While writer/director Peter Hedges applies that oh-so-precious "only in New
York" vibe to the apartment complex microcosm, he does manage a loving portrayal
of the many denizens of the building. Comedy is provided by April's lousy attempts to cook the
dinner, working from box-top recipes and her own foggy memory of how a meal like
this is prepared. Interspersed between the chunky mashed potatoes and canned
cranberries are glimpses of the emotional damage that has been inflicted on
April, swelling the film's anticipation of what's going to happen when the two
sides meet.
The other half of the film is trapped in a car with the Burns clan, and it's a
pretty awkward journey. If a car ride with a dysfunctional family seems familiar
to you, that's because "April" comes uncomfortably close to Greg Mottola's "The
Daytrippers," which was essentially the same concept--without the turkey and
the stuffing. Whereas "Daytrippers" was a funny and a moving experience, "April"
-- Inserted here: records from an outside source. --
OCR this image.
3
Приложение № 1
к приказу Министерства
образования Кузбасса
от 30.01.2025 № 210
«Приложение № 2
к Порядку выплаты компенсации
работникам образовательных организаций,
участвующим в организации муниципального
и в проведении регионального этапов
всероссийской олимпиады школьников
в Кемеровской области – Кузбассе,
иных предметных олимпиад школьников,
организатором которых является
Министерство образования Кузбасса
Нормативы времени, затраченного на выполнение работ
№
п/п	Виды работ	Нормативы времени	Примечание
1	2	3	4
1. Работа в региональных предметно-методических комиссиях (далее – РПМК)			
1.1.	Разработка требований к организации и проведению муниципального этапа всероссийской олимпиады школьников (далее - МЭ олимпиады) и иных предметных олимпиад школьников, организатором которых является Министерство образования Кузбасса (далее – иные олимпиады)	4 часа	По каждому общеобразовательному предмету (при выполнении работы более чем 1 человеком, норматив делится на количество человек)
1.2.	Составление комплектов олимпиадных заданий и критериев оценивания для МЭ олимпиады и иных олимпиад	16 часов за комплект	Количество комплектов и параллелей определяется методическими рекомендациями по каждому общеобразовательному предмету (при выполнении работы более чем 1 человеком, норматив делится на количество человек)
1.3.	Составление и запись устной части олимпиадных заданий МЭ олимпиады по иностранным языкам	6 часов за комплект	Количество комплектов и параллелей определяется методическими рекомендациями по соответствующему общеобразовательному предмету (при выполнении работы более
is a misfire, playing around with wildly diverging dramatic tones that never
come together. There's nothing wrong with trying to merge pathos with comedy,
but Hedges can never find an equal weight in either side, resulting in a clumsy
treatment of Joy's attitude about her cancer, and a deeply tedious, sitcom-like
appearance to the Burns' travels.
The film's main theme is the sense of obligation both parties feel toward the dinner. Hedges doesn't suitably pay this off, choosing subtle
imagery over a true closure to the film. The ending is the very definition of
the phrase, "a picture is worth a thousand words." I would've liked those
thousand words placed back into the film.